Low prices and looming loan repayment due dates that small producers are facing are likely to bankrupt hundreds of companies, leaving their offices empty.
Oilfield service companies – geologists, chemical and pipe suppliers, drill rig owners, and others – are closing down as quickly as producers are.
Invesco, MetLife, Nuveen Real Estate, and others among the continent’s largest commercial real estate companies have holdings in Houston’s 213 million square feet of office space, where loan defaults already are on the rise.
This month, a $67.9-million loan secured by the 471,000-square foot Pinnacle Westchase office campus in Houston was transferred to a special handler because the loan was reclassified as facing “imminent default.”

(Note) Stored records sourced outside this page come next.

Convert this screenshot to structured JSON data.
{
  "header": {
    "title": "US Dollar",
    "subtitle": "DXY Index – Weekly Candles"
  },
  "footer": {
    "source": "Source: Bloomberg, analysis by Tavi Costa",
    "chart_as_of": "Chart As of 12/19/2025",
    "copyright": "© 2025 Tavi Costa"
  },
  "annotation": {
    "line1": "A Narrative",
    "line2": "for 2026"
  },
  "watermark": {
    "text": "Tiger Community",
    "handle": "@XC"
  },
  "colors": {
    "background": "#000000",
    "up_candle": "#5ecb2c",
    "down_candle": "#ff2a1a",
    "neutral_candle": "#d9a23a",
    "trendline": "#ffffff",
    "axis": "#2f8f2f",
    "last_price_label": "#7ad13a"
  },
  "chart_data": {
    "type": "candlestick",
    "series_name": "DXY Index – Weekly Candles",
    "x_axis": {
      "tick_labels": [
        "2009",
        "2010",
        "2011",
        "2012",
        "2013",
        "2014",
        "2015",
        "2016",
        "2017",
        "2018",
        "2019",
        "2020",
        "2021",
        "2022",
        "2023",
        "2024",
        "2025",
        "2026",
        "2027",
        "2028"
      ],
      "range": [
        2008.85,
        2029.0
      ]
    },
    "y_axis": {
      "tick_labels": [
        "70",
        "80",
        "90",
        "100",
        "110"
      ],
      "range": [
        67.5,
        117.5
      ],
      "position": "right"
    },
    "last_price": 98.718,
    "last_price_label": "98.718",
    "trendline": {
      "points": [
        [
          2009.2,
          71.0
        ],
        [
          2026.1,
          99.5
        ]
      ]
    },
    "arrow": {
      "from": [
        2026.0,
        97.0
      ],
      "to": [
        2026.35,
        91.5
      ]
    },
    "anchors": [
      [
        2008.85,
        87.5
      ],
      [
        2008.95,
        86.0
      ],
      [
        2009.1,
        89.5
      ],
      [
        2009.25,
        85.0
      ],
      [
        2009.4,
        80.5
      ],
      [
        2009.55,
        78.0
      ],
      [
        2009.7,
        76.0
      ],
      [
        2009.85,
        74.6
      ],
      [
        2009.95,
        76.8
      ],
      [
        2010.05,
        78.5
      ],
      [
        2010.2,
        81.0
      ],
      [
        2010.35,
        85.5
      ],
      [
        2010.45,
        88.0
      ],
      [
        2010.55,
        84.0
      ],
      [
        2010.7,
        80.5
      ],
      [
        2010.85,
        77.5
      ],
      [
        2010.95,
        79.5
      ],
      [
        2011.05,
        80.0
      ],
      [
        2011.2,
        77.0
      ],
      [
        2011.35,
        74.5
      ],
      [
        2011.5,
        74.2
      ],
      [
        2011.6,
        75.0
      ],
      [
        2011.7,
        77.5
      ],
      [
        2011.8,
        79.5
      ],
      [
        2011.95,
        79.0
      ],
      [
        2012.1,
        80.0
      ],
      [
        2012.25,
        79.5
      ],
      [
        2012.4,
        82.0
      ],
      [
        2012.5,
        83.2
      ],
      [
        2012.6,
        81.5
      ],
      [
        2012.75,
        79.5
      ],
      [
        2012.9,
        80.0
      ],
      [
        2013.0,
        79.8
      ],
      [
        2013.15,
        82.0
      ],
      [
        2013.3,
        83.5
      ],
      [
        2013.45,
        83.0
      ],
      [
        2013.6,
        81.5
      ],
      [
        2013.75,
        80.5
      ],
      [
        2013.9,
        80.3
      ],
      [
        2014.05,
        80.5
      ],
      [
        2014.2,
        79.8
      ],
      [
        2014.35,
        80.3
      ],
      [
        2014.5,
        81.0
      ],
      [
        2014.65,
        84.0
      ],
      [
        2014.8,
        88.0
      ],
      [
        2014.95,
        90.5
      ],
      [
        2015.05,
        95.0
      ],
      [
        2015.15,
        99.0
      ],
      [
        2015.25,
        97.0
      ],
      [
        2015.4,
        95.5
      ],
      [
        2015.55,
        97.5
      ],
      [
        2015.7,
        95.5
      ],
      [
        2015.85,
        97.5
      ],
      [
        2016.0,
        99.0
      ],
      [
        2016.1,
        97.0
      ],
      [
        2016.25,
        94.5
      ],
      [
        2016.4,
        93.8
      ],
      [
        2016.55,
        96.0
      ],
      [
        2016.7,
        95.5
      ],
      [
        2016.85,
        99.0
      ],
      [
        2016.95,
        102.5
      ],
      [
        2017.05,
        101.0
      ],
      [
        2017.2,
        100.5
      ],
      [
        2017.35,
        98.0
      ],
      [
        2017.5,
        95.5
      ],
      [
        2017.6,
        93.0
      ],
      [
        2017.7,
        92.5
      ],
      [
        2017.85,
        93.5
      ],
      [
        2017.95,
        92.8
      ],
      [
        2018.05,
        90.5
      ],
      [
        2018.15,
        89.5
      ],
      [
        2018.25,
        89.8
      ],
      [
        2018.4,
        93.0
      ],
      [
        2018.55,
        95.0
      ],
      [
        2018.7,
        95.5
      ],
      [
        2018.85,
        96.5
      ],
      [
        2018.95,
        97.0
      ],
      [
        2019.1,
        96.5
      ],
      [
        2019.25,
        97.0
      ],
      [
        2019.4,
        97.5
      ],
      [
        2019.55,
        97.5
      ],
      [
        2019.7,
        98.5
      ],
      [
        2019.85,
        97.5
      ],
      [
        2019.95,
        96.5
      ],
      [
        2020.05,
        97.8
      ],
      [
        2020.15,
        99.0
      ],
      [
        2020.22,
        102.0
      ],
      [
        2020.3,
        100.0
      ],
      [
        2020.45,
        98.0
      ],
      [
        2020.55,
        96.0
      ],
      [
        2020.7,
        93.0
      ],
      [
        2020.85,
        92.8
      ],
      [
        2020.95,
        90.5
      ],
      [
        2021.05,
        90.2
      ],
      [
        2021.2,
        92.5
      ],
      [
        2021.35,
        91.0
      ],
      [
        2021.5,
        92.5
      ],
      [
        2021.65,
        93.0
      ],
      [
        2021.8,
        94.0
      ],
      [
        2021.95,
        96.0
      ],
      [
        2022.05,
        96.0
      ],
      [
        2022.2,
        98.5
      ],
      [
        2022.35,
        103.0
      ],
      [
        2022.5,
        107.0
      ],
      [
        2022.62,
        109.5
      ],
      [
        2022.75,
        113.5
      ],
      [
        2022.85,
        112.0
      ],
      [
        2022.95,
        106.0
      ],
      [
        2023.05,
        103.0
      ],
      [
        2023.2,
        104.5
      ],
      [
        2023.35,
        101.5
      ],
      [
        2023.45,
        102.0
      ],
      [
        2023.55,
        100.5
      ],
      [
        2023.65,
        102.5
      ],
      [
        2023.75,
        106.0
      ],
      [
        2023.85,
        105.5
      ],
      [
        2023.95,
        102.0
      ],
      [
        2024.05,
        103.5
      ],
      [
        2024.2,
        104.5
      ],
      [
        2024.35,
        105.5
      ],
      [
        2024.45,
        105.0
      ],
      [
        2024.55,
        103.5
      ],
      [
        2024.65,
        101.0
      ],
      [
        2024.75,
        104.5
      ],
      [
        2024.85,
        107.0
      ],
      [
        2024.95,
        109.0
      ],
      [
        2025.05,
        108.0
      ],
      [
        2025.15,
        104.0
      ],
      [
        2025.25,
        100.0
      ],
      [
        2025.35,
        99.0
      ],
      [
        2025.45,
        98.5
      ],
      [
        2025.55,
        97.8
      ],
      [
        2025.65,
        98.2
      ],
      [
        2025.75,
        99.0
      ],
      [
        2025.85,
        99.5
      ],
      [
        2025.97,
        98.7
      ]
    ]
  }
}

Vacancy rates in Houston’s office blocks had risen to 23 percent in 2018 after an oil glut and resulting price trough put many companies out of business. The rate was still at 22.4 percent in December.
Houston’s economy has diversified in recent years, expanding from oil and gas into health care and international trade. The diversity can help soften the blow dealt to commercial real estate.
Commercial real estate investments in cities that have failed to diversify will fare worse. Calgary, Canada’s “oil city,” entered the virus panic with 11.5 million square feet of office space empty. Odessa, Texas, and Lafayette, Louisiana, among others, also are heavily oil-dependent.
Oil Storage Space Running Out
Hoping to make all they can and knowing how costly it is to cut production and then restart it, even though oil prices have plunged below $30 and global demand is crashing, the global oil industry is still pumping crude.
As a result, there’s now no place to put it.
Owners of “tank farms,” the arrays of cylindrical steel tanks where crude is stored, are besieged by calls from oil producers, as well as those who grabbed stockpiles of oil as prices crashed, looking for a place to put their stock.
As tank farms fill up, oil is being stored at sea aboard tankers.
The price of leasing a tanker for six months has skyrocketed to $85,000 a day. Three-month charters run as high as $150,000 a day and spot-market charters are going for as much as $300,000 a day, Robert Matthews of Gibson Shipbrokers reports.
“We’re not going to have any space onshore and it will be hard to find any storage on water,” said analyst Giovanni Serio at Vitol, the world’s largest oil trading firm. “Therefore, the price will have to fall to motivate someone to cut production.”
This spring, world oil use could drop from an average of about 100 million barrels a day to 75 million, according to The Eurasia Group, an analytics firm.